Neither the grounds on which the objection was based nor the grounds on which the question was claimed were stated by counsel as required by Practice Book 226. If a defendant in such a situation wishes to except to a ruling excluding evidence which was objected to only generally, he must avail himself of the provisions of the rule and state his claim of admissibility. Acampora v. Ledewitz, 159 Conn. 377, 381, 269 A.2d 288; Krattenstein v. G. Fox Co., 155 Conn. 609, 612, 236 A.2d 466; Casalo v. Claro, 147 Conn. 625, 630, 165 A.2d 153. Since the defendant failed to state the ground for his claim of admissibility, the ruling cannot be held to be reversible error. Krattenstein v. G. Fox Co., supra; Morgillo v. Evergreen Cemetery Assn., 152 Conn. 169, 176, 205 A.2d 368; State v. Hanna, 150 Conn. 457, 460, 191 A.2d 124; State v. Smith, 149 Conn. 487, 490-91, 181 A.2d 446; State v. Whiteside, 148 Conn. 208, 217, 169 A.2d 260, cert. denied, 368 U.S. 830, 82 S.Ct. 52, 7 L.Ed.2d 33; Megin v. Carney, 148 Conn. 130, 134, 167 A.2d 855; Casalo v. Claro, supra.
"All this is but an obvious application of the fundamental rule of appellate procedure in the review of evidential rulings, whether resulting in the admission or exclusion of evidence, that an appellant has the burden of establishing that there has been an erroneous ruling which was probably harmful to him." Casalo v. Claro, supra. The record for appellate review must be made in the trial court. Morgillo v. Evergreen Cemetery Assn., supra; Waterford v. Connecticut State Board of Education, 148 Conn. 238, 250, 169 A.2d 891. Nothing in the record before us allows us to conclude that the trial court was adequately apprised of the purpose of the defendant's inquiry. State v. Gelinas, 160 Conn. 366, 369, 279 A.2d 552. That the ruling occurred during crossexamination does not relieve the defendant from the obligation of giving the court some inkling as to the ground of admissibility claimed. Casalo v. Claro, supra.

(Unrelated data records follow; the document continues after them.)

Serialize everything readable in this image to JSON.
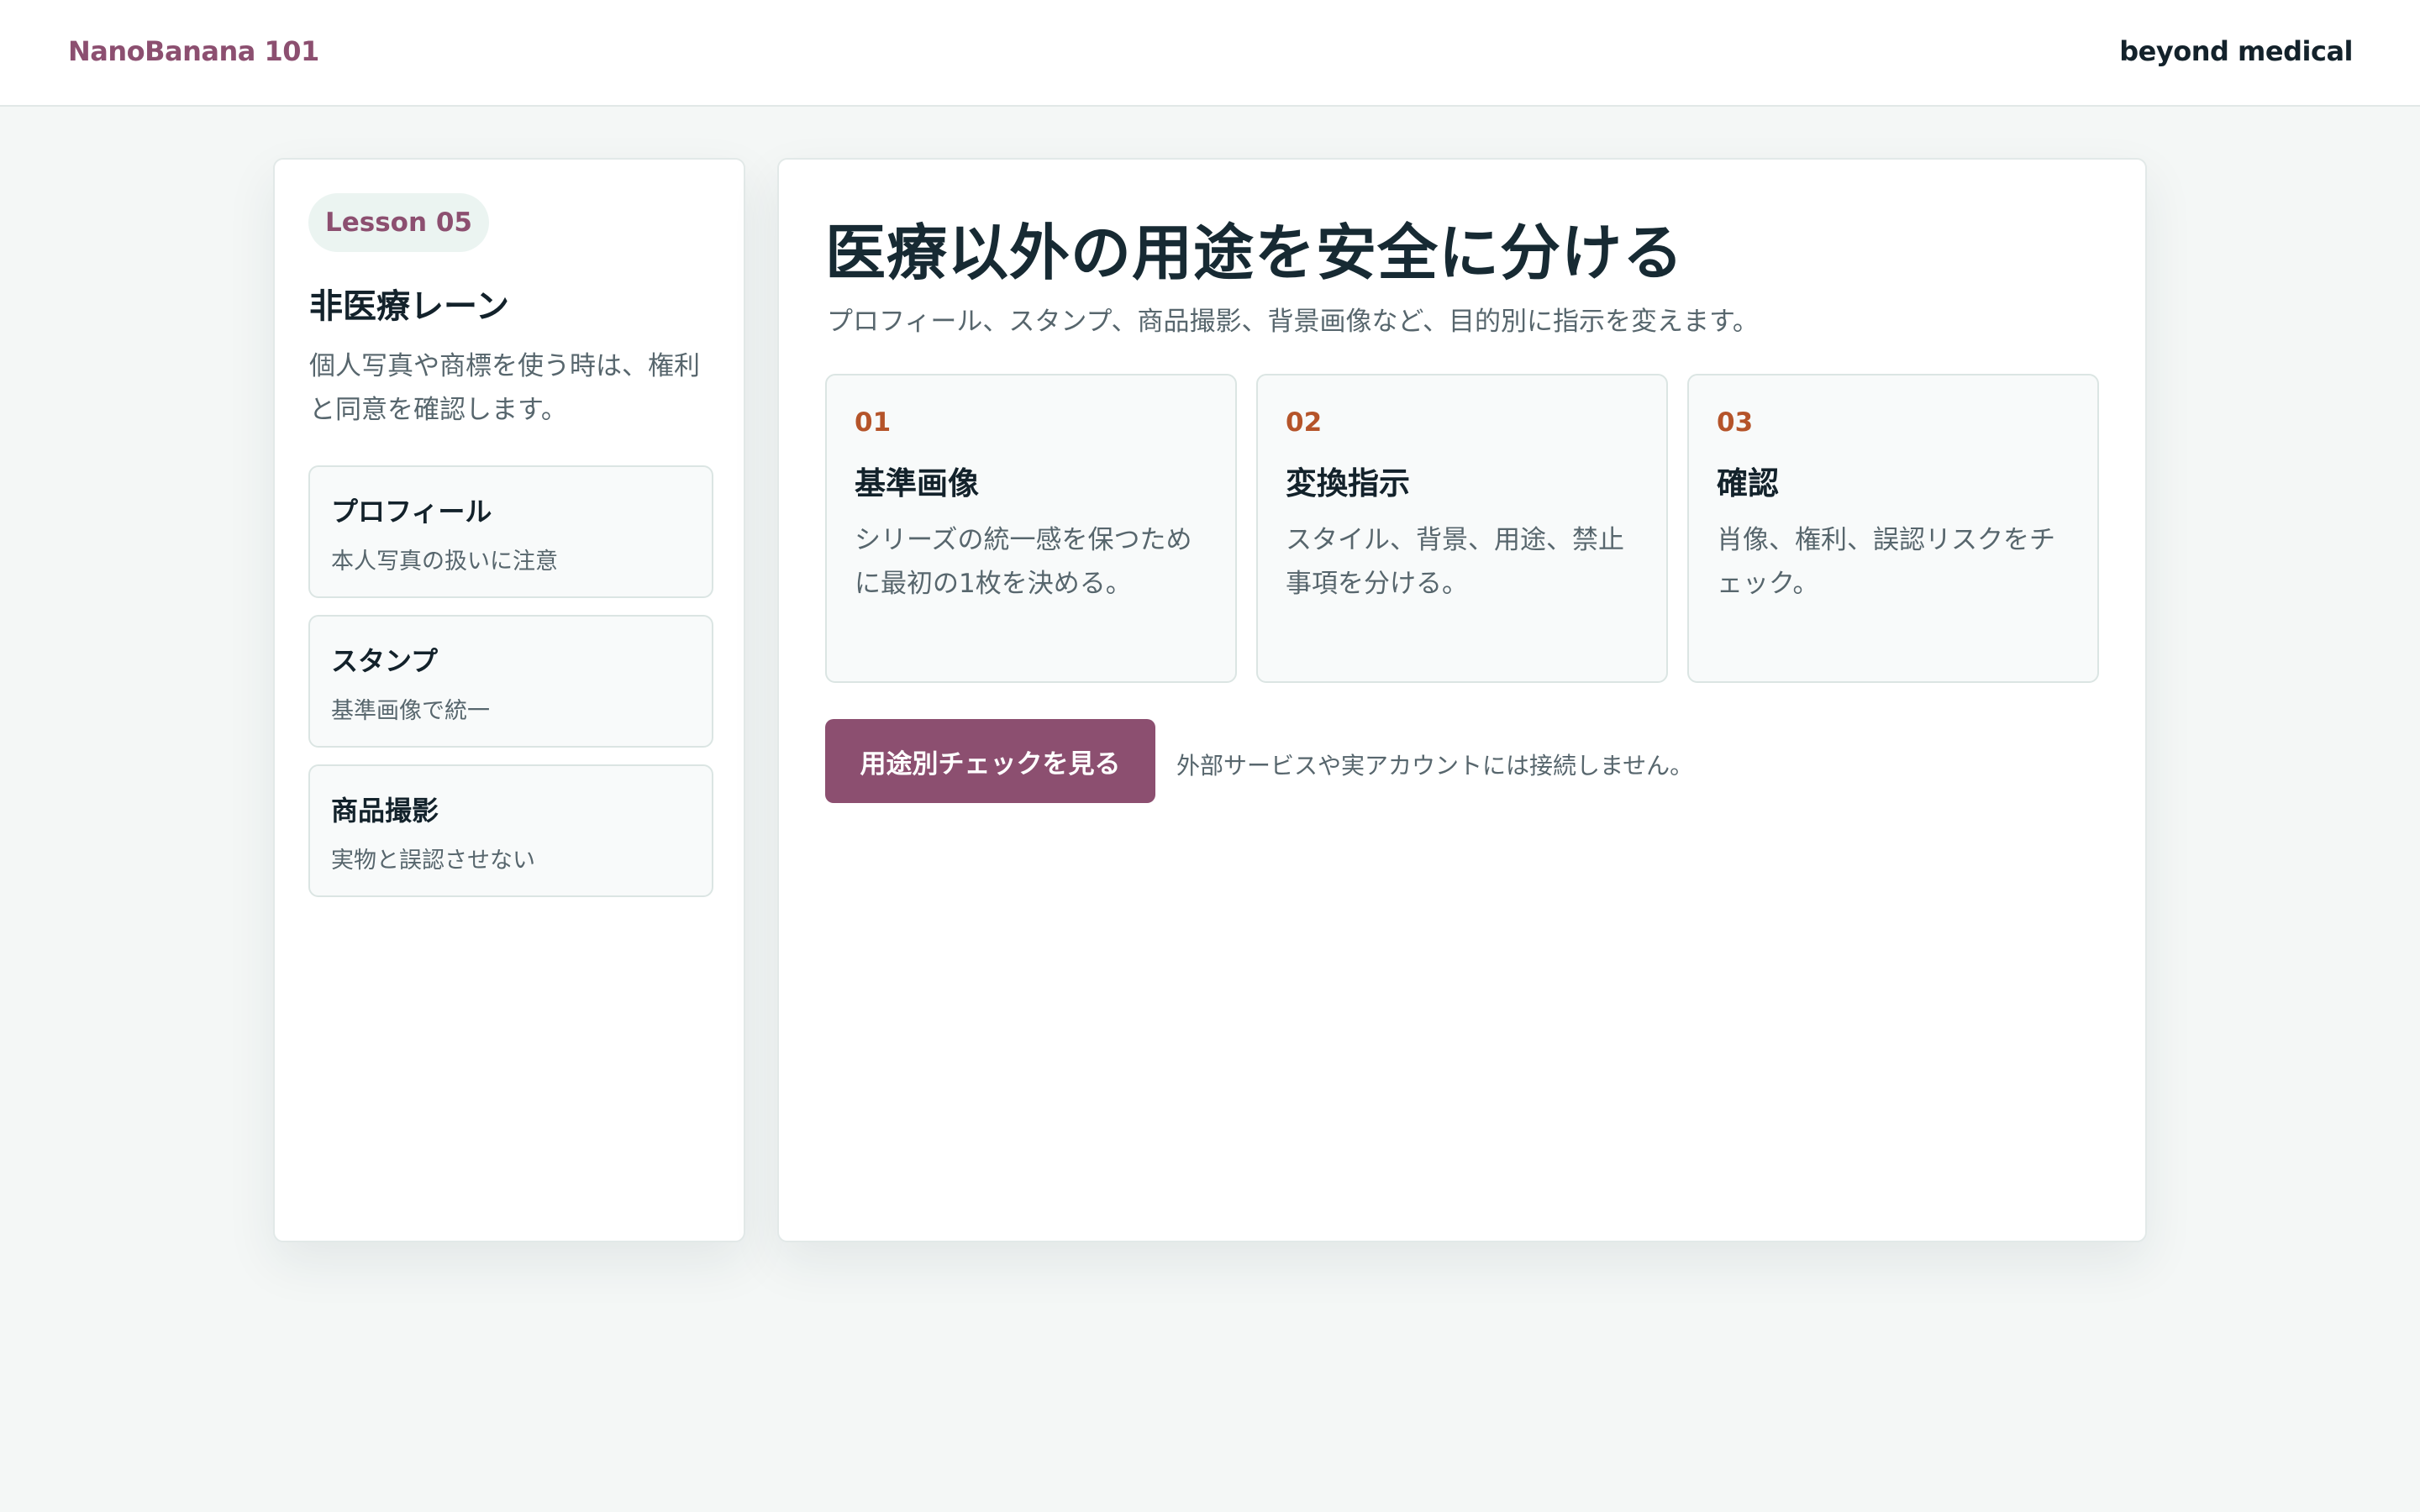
{
  "header": {
    "brand": "NanoBanana 101",
    "org": "beyond medical"
  },
  "sidebar": {
    "badge": "Lesson 05",
    "title": "非医療レーン",
    "description": "個人写真や商標を使う時は、権利と同意を確認します。",
    "items": [
      {
        "title": "プロフィール",
        "subtitle": "本人写真の扱いに注意"
      },
      {
        "title": "スタンプ",
        "subtitle": "基準画像で統一"
      },
      {
        "title": "商品撮影",
        "subtitle": "実物と誤認させない"
      }
    ]
  },
  "main": {
    "title": "医療以外の用途を安全に分ける",
    "subtitle": "プロフィール、スタンプ、商品撮影、背景画像など、目的別に指示を変えます。",
    "steps": [
      {
        "number": "01",
        "title": "基準画像",
        "description": "シリーズの統一感を保つために最初の1枚を決める。"
      },
      {
        "number": "02",
        "title": "変換指示",
        "description": "スタイル、背景、用途、禁止事項を分ける。"
      },
      {
        "number": "03",
        "title": "確認",
        "description": "肖像、権利、誤認リスクをチェック。"
      }
    ],
    "button_label": "用途別チェックを見る",
    "note": "外部サービスや実アカウントには接続しません。"
  },
  "colors": {
    "accent": "#8c4f70",
    "step_number": "#b5542a",
    "background": "#f4f7f6"
  }
}
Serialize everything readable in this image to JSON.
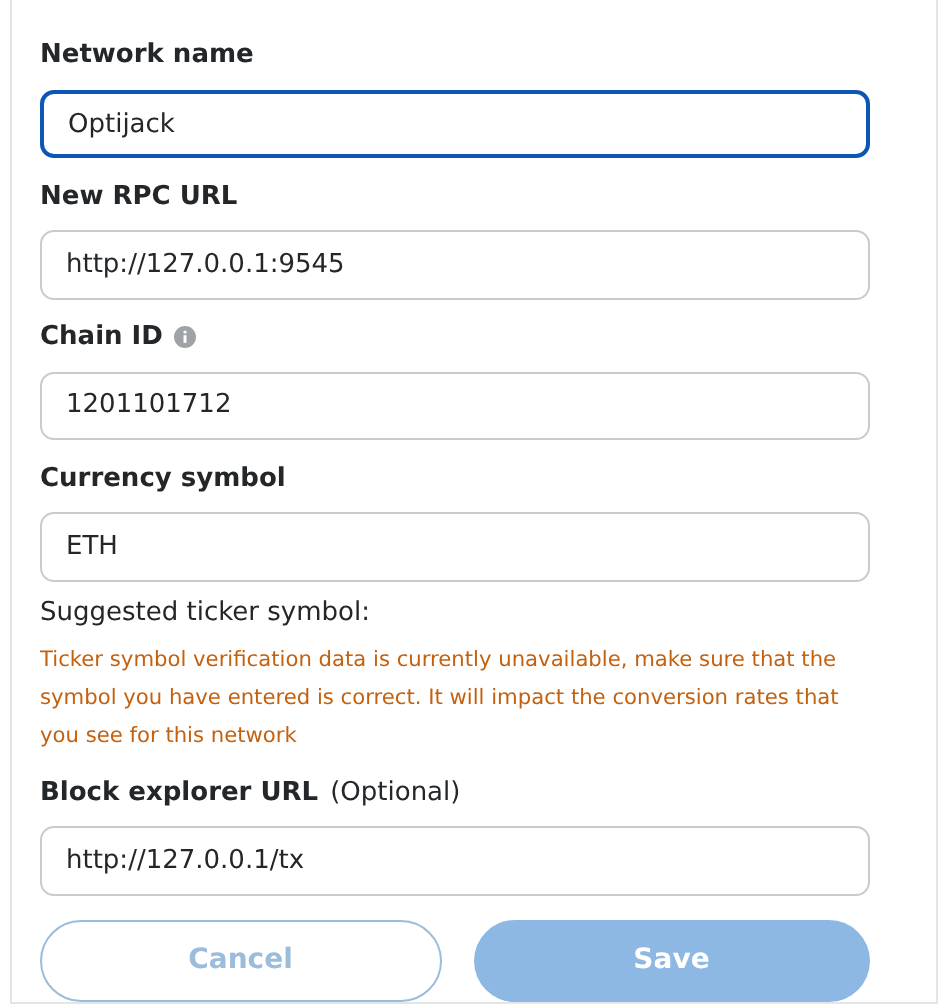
{
  "fields": [
    {
      "label": "Network name",
      "value": "Optijack",
      "focused": true,
      "info": false
    },
    {
      "label": "New RPC URL",
      "value": "http://127.0.0.1:9545",
      "focused": false,
      "info": false
    },
    {
      "label": "Chain ID",
      "value": "1201101712",
      "focused": false,
      "info": true
    },
    {
      "label": "Currency symbol",
      "value": "ETH",
      "focused": false,
      "info": false,
      "suggestion": "Suggested ticker symbol:",
      "warning": "Ticker symbol verification data is currently unavailable, make sure that the symbol you have entered is correct. It will impact the conversion rates that you see for this network"
    },
    {
      "label": "Block explorer URL",
      "optional": "(Optional)",
      "value": "http://127.0.0.1/tx",
      "focused": false,
      "info": false
    }
  ],
  "buttons": [
    {
      "label": "Cancel",
      "kind": "secondary",
      "disabled": true
    },
    {
      "label": "Save",
      "kind": "primary",
      "disabled": true
    }
  ]
}
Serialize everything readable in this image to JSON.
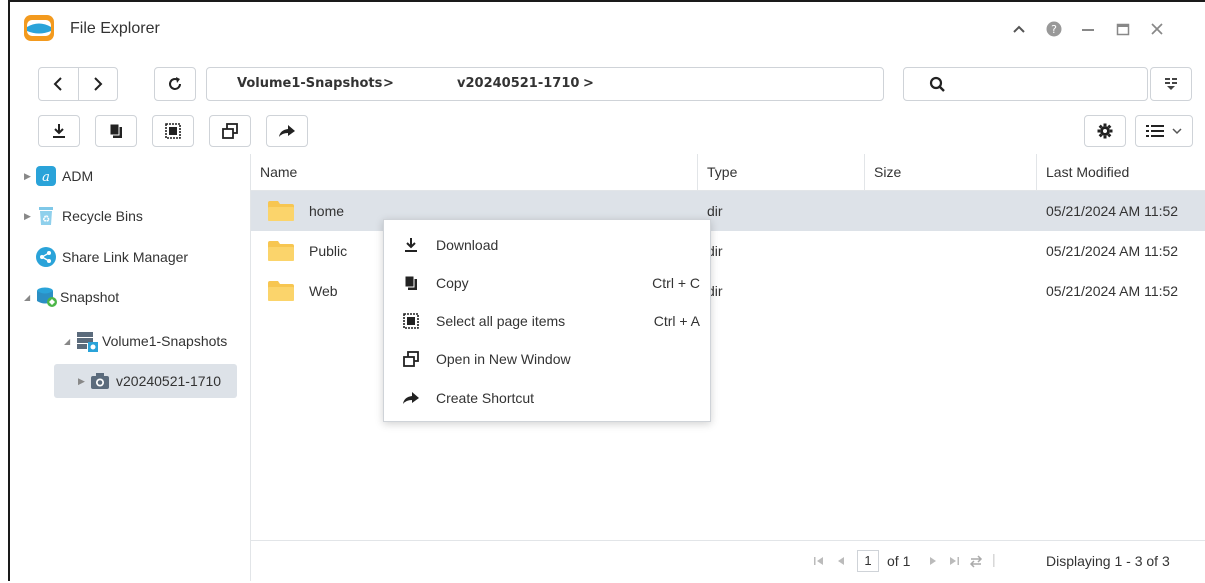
{
  "window": {
    "title": "File Explorer"
  },
  "nav": {
    "breadcrumb": [
      "Volume1-Snapshots",
      "v20240521-1710"
    ],
    "search_placeholder": ""
  },
  "sidebar": {
    "items": [
      {
        "label": "ADM",
        "icon": "adm-icon"
      },
      {
        "label": "Recycle Bins",
        "icon": "recycle-bin-icon"
      },
      {
        "label": "Share Link Manager",
        "icon": "share-link-icon"
      },
      {
        "label": "Snapshot",
        "icon": "snapshot-db-icon"
      },
      {
        "label": "Volume1-Snapshots",
        "icon": "volume-snapshots-icon"
      },
      {
        "label": "v20240521-1710",
        "icon": "camera-icon"
      }
    ]
  },
  "table": {
    "columns": [
      "Name",
      "Type",
      "Size",
      "Last Modified"
    ],
    "rows": [
      {
        "name": "home",
        "type": "dir",
        "size": "",
        "modified": "05/21/2024 AM 11:52"
      },
      {
        "name": "Public",
        "type": "dir",
        "size": "",
        "modified": "05/21/2024 AM 11:52"
      },
      {
        "name": "Web",
        "type": "dir",
        "size": "",
        "modified": "05/21/2024 AM 11:52"
      }
    ]
  },
  "context_menu": {
    "items": [
      {
        "label": "Download",
        "shortcut": "",
        "icon": "download-icon"
      },
      {
        "label": "Copy",
        "shortcut": "Ctrl + C",
        "icon": "copy-icon"
      },
      {
        "label": "Select all page items",
        "shortcut": "Ctrl + A",
        "icon": "select-all-icon"
      },
      {
        "label": "Open in New Window",
        "shortcut": "",
        "icon": "new-window-icon"
      },
      {
        "label": "Create Shortcut",
        "shortcut": "",
        "icon": "shortcut-arrow-icon"
      }
    ]
  },
  "pager": {
    "page": "1",
    "of_label": "of 1",
    "display_text": "Displaying 1 - 3 of 3"
  },
  "colors": {
    "folder": "#f7c651",
    "selection": "#dde2e8",
    "accent": "#2aa3d9"
  }
}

In addition, the record shows that no exception was taken to this ruling on evidence so as to make it a ground of appeal. Practice Book 226; see also 648. This court will not review rulings on evidence where no exception was taken as required by the rule. Ferreira v. Storms, 159 Conn. 259, 264, 268 A.2d 657; Budney v. Ives, 156 Conn. 83, 91, 239 A.2d 482; State v. Grimes, 154 Conn. 314, 323, 228 A.2d 141; Farlow v. Andrews Corporation, 154 Conn. 220, 226, 224 A.2d 546; Casalo v. Claro, supra, 629; Sears v. Curtis, 147 Conn. 311, 313, 160 A.2d 742; Guerrieri v. Merrick, 145 Conn. 432, 435, 143 A.2d 644; Floyd v. Fruit Industries, Inc., 144 Conn. 659, 667, 136 A.2d 918; Delfino v. Warners Motor Express, 142 Conn. 301, 308, 114 A.2d 205; LaVoie v. Marshall, 141 Conn. 681, 688, 109 A.2d 508; State v. Silver, 139 Conn. 234, 245, 93 A.2d 154; State v. Lougiotis, 130 Conn. 372, 375, 34 A.2d 777; Rohde v. Nock, 101 Conn. 439, 445, 126 A. 335; Callahan v. Jursek, 100 Conn. 490, 492, 124 A. 31; State v. Perretta, 93 Conn. 328, 343, 105 A. 690.
During the course of a trial, objections to rulings on evidence are numerous, and often indiscriminately made and summarily disposed of. An exception, being a protest against a ruling of the court, makes clear that the party unfavorably affected by a ruling is not satisfied and does not acquiesce therein. Thus, the trial court is notified of those rulings which are relied on as grounds for appeal and is given an opportunity for second thought and possible correction at that time or at a later stage in the trial. See Zalewski v. Waterbury Mfg. Co., 89 Conn. 46, 49, 92 A. 682; Bycszyfksi v. McCarthy Freight System, Inc., 9 Conn. Sup. 446, 452; 1 Wigmore, Evidence (3d Ed.) 20. We, therefore, view with disfavor the failure of counsel to except properly, whether because of a mistake of law, inattention or design, and thereafter, if the outcome of the trial proves unsatisfactory, to assign such errors as grounds of appeal. "Such methods amount to trial by ambuscade of the judge." See State v. DeGennaro, 147 Conn. 296, 304, 160 A.2d 480, cert. denied, 364 U.S. 873, 81 S.Ct. 116, 5 L.Ed.2d 95.